A number of residents, for example, don’t place the smaller blue recycling carts out on collection days every two weeks unless they are full.
Those residents are being asked to place their smaller carts out on scheduled collection days until such time crews are able to switch them out for the 96 gallon carts.
The initial impact for those getting larger carts will be ability to place between 50 and 200 percent more items for recycling or garbage depending whether they are going from 32 gallon or 64 gallon carts to 96 gallon carts.
Eventually blue and green carts will be picked up on a weekly basis along with brown carts. When that occurs, it will allow more recycling and green waste capacity for all households.
The new garbage rates start going into effect in November. They will start appearing on municipal utility bills mailed in Decembers.
The rates will reflect a universal service charge of $50.92 a month for all households instead of a sliding charge in place now of $30.67, $32.61, and $34.33 that corresponds to respective brown cart sizes of 32, 64, and 96 gallons.
Peni Basalusalu, the deputy director of public works that oversees the solid waste division, said the weekly instead of every-two-week collection of recycling and organic/yard waste in the blue and green carts that are factored into the new rates won’t start being implemented until around mid-2024.
That is because the city needs to collect funds to help pay for additional collection trucks being ordered as well as additional staff.
When the stepped up service goes into effect, it will be first with recycling in the blue carts and then fully implemented with yard/organic waste in the green carts.
The two smaller sizes are being eliminated — with an asterisk — as the city switches to a universal 96-cart system for garbage, recyclables, and green waste.
The asterisk is for those households on a case-by-case basis that may be allowed to keep smaller carts due to physical limitations such as gate widths.

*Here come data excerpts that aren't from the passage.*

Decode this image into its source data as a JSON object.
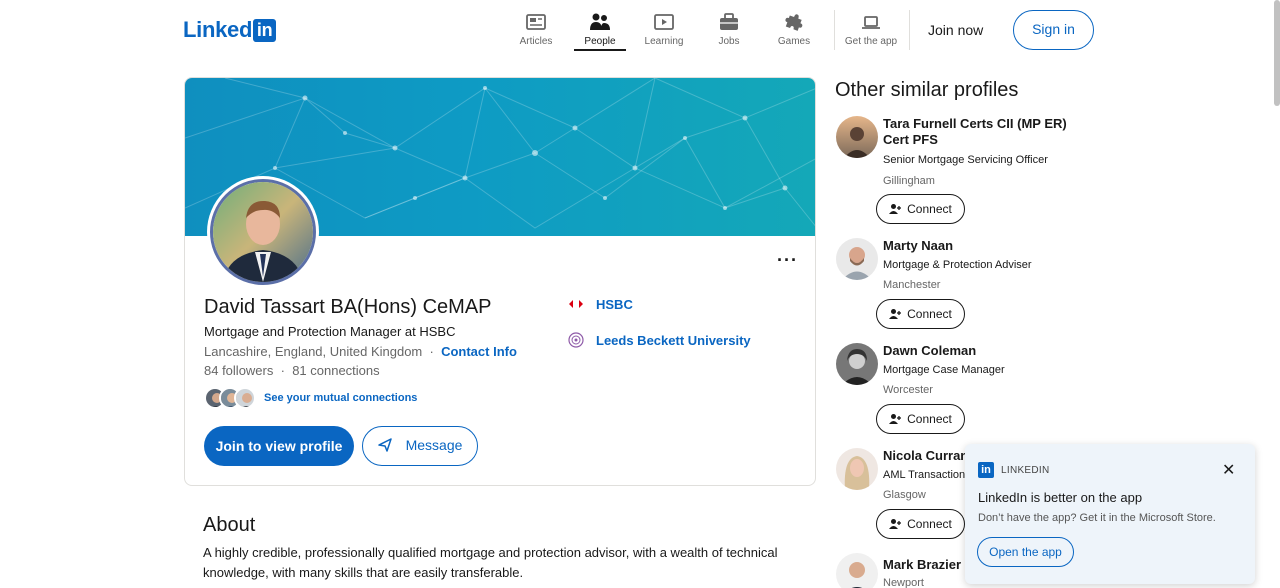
{
  "header": {
    "logo_text": "Linked",
    "logo_box": "in",
    "nav": [
      {
        "label": "Articles",
        "icon": "articles-icon"
      },
      {
        "label": "People",
        "icon": "people-icon",
        "active": true
      },
      {
        "label": "Learning",
        "icon": "learning-icon"
      },
      {
        "label": "Jobs",
        "icon": "jobs-icon"
      },
      {
        "label": "Games",
        "icon": "games-icon"
      },
      {
        "label": "Get the app",
        "icon": "laptop-icon"
      }
    ],
    "join_now": "Join now",
    "sign_in": "Sign in"
  },
  "profile": {
    "name": "David Tassart BA(Hons) CeMAP",
    "headline": "Mortgage and Protection Manager at HSBC",
    "location": "Lancashire, England, United Kingdom",
    "separator": "·",
    "contact_info": "Contact Info",
    "followers": "84 followers",
    "connections": "81 connections",
    "mutual_label": "See your mutual connections",
    "join_button": "Join to view profile",
    "message_button": "Message",
    "more_menu": "···",
    "company": "HSBC",
    "school": "Leeds Beckett University"
  },
  "about": {
    "title": "About",
    "text": "A highly credible, professionally qualified mortgage and protection advisor, with a wealth of technical knowledge, with many skills that are easily transferable."
  },
  "sidebar": {
    "title": "Other similar profiles",
    "connect_label": "Connect",
    "people": [
      {
        "name": "Tara Furnell Certs CII (MP ER) Cert PFS",
        "title": "Senior Mortgage Servicing Officer",
        "location": "Gillingham"
      },
      {
        "name": "Marty Naan",
        "title": "Mortgage & Protection Adviser",
        "location": "Manchester"
      },
      {
        "name": "Dawn Coleman",
        "title": "Mortgage Case Manager",
        "location": "Worcester"
      },
      {
        "name": "Nicola Curran Cert CII (MP)",
        "title": "AML Transaction Monitoring Analyst",
        "location": "Glasgow"
      },
      {
        "name": "Mark Brazier",
        "title": "",
        "location": "Newport"
      }
    ]
  },
  "popup": {
    "brand": "LINKEDIN",
    "title": "LinkedIn is better on the app",
    "subtitle": "Don’t have the app? Get it in the Microsoft Store.",
    "button": "Open the app",
    "close": "✕"
  },
  "colors": {
    "brand": "#0a66c2",
    "banner": "#0f8fbf"
  }
}
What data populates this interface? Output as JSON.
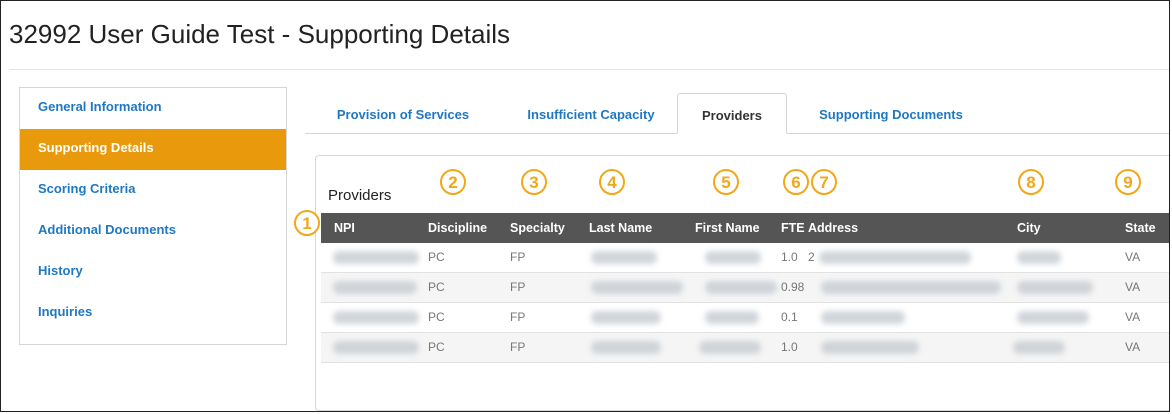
{
  "page": {
    "title": "32992 User Guide Test - Supporting Details"
  },
  "sidebar": {
    "items": [
      {
        "label": "General Information"
      },
      {
        "label": "Supporting Details"
      },
      {
        "label": "Scoring Criteria"
      },
      {
        "label": "Additional Documents"
      },
      {
        "label": "History"
      },
      {
        "label": "Inquiries"
      }
    ],
    "active_item": "Supporting Details",
    "active_color": "#e99a0c"
  },
  "tabs": {
    "items": [
      {
        "label": "Provision of Services"
      },
      {
        "label": "Insufficient Capacity"
      },
      {
        "label": "Providers"
      },
      {
        "label": "Supporting Documents"
      }
    ],
    "active_tab": "Providers"
  },
  "providers": {
    "heading": "Providers",
    "columns": [
      "NPI",
      "Discipline",
      "Specialty",
      "Last Name",
      "First Name",
      "FTE",
      "Address",
      "City",
      "State"
    ],
    "rows": [
      {
        "discipline": "PC",
        "specialty": "FP",
        "fte": "1.0",
        "address_prefix": "2",
        "state": "VA"
      },
      {
        "discipline": "PC",
        "specialty": "FP",
        "fte": "0.98",
        "address_prefix": "",
        "state": "VA"
      },
      {
        "discipline": "PC",
        "specialty": "FP",
        "fte": "0.1",
        "address_prefix": "",
        "state": "VA"
      },
      {
        "discipline": "PC",
        "specialty": "FP",
        "fte": "1.0",
        "address_prefix": "",
        "state": "VA"
      }
    ],
    "redacted_fields": [
      "NPI",
      "Last Name",
      "First Name",
      "Address",
      "City"
    ]
  },
  "callouts": [
    "1",
    "2",
    "3",
    "4",
    "5",
    "6",
    "7",
    "8",
    "9"
  ],
  "colors": {
    "link": "#1f78c1",
    "accent": "#e99a0c",
    "header_bg": "#555555",
    "callout": "#f0a818"
  }
}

Those exceptions, when they are made, will not result in a break from the new rates.
The only ones receiving breaks will be qualifying low-income senior households.
The current monthly charge for 96 gallon carts is $34.33.

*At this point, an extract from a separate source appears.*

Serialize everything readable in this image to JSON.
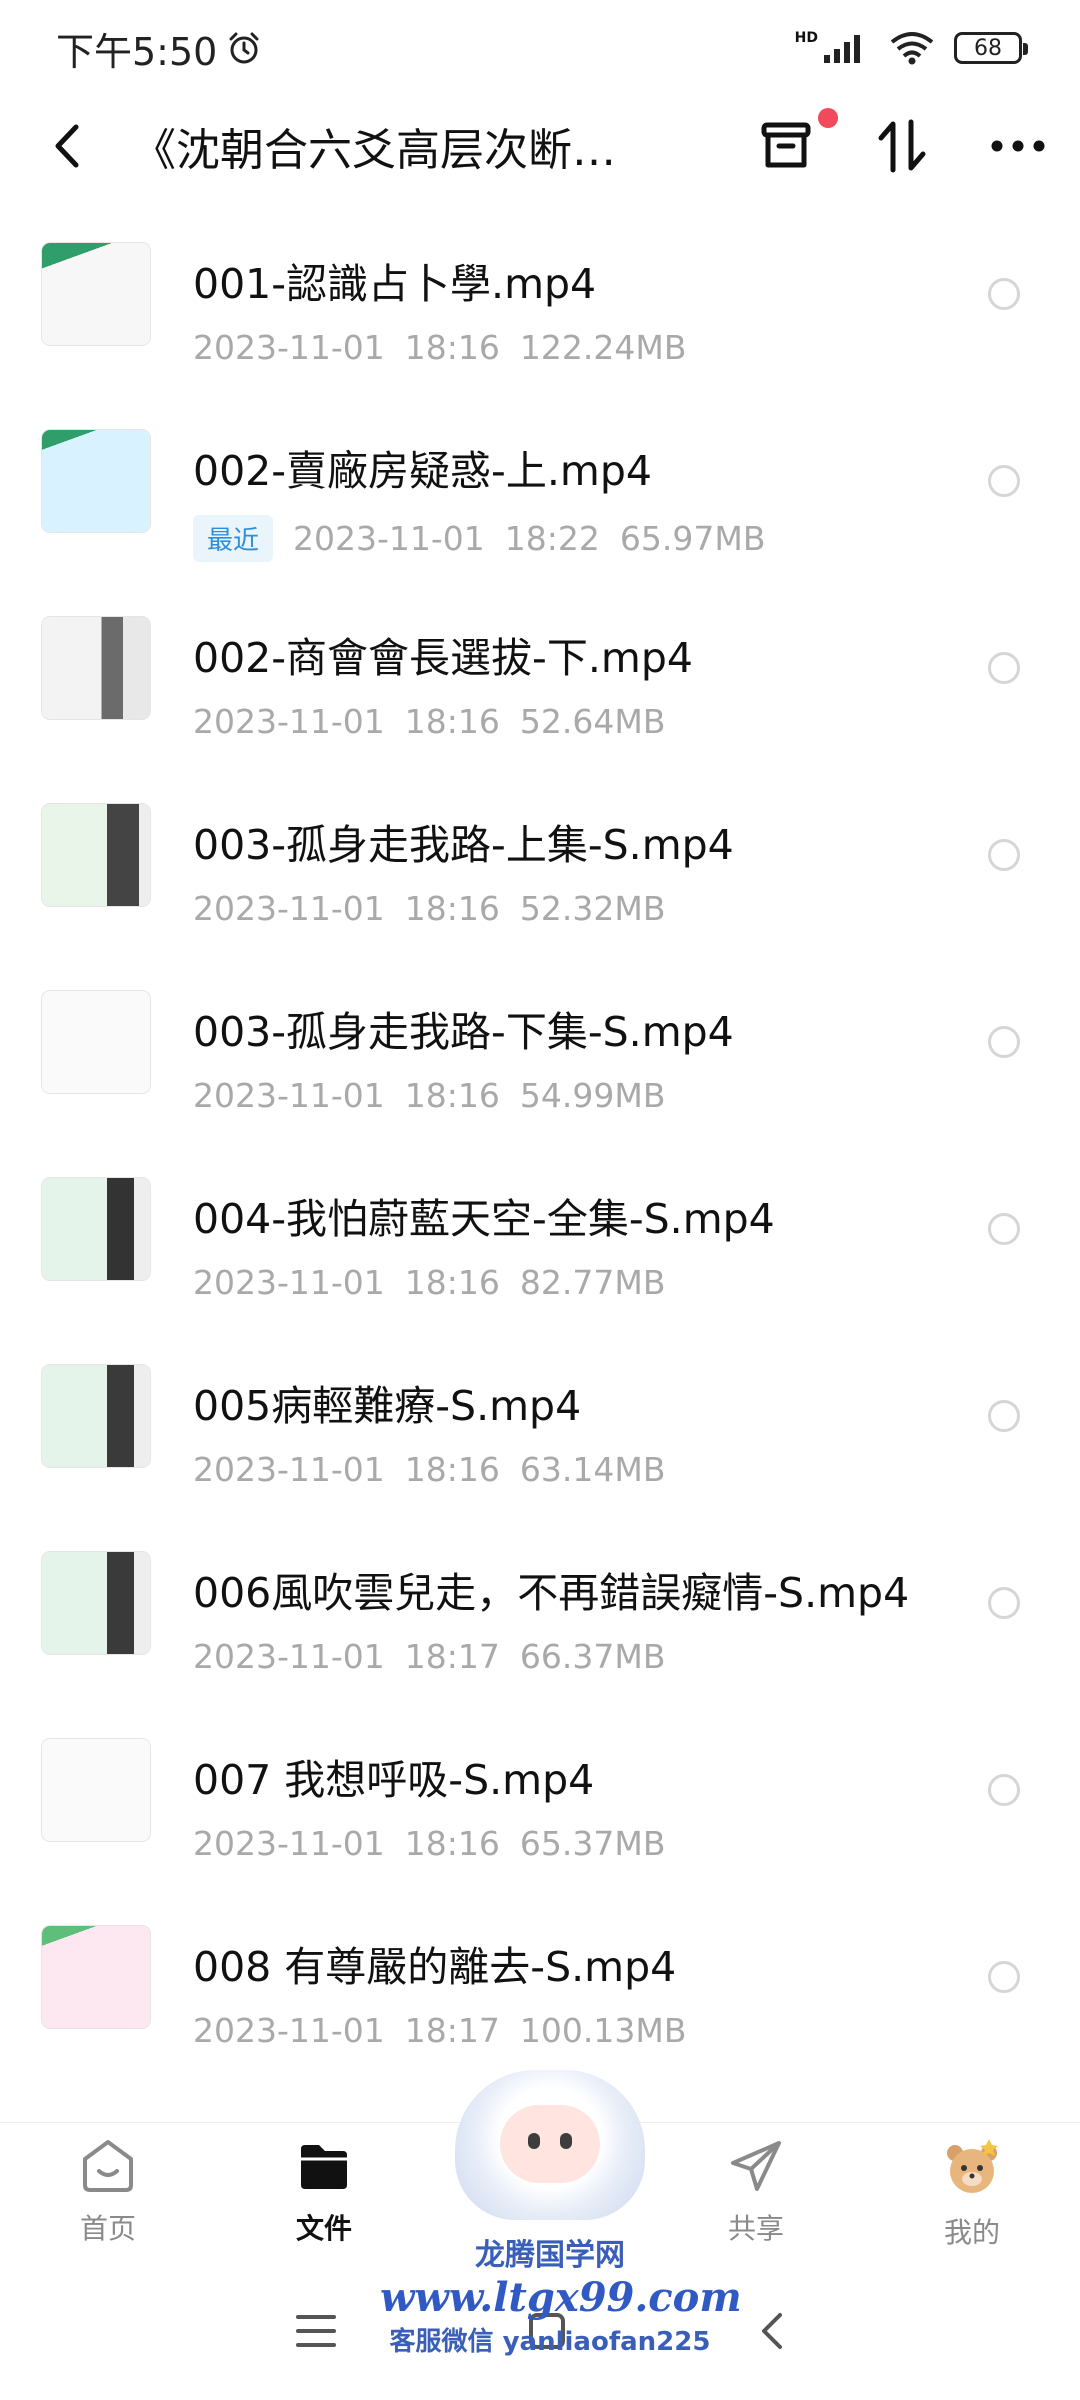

It will go to $50.92 on Nov. 16, 2023 through Dec. 31. 2024. That is a monthly hike of $16.59 or just under 50 percent.
Then, during the next three years, annual rate hikes of 7 percents means:
*On Jan. 1, 2025, the rate will go up $3.76 to $54.68.
*On Jan. 1, 2026, the rate will go up $4.04 to $58.72.
*On Jan. 1, 2027, the rate will go up $4.35 to $63.07.
The last rate increase was in 2016.
The rate hikes reflect ongoing labor, equipment replacement cost, as well as landfill tipping fees that are going up by more than 200 percent per ton.
It also includes implementing state mandated food waste diversions program to reduce organic waste that is being buried plus other changes that will require the city to expand its existing workforce and truck fleet by at least a third in order to implement.
The regional average for 96-gallon service is currently $58.27 compared to Manetas’s initial rate hike of $50.92 next month and $63.07 when the four-step rate hike is fully implemented in 2027.
Cities that already have higher rates than Manteca are Stockton, $50.70; Sacramento, $74.19; Tracy, $74.19; and Lodi, $100.37.
Ripon is currently lower at $36.
Once Manteca’s new rate schedule goes into effect, Modesto at $45.85 and Lathrop at $43.02 will be lower.
None of the other cities, however, have established rates to reflect an increase in recycling mandated by the state. That means all of the other cities mentioned will see rate increases in the coming year or so to cover the cost of state mandates.
Lathrop and Ripon are in the process of working toward meeting the new state standards.
Manteca, unlike surrounding cities, has its own solid waste collection service. The other cities hire private contractors.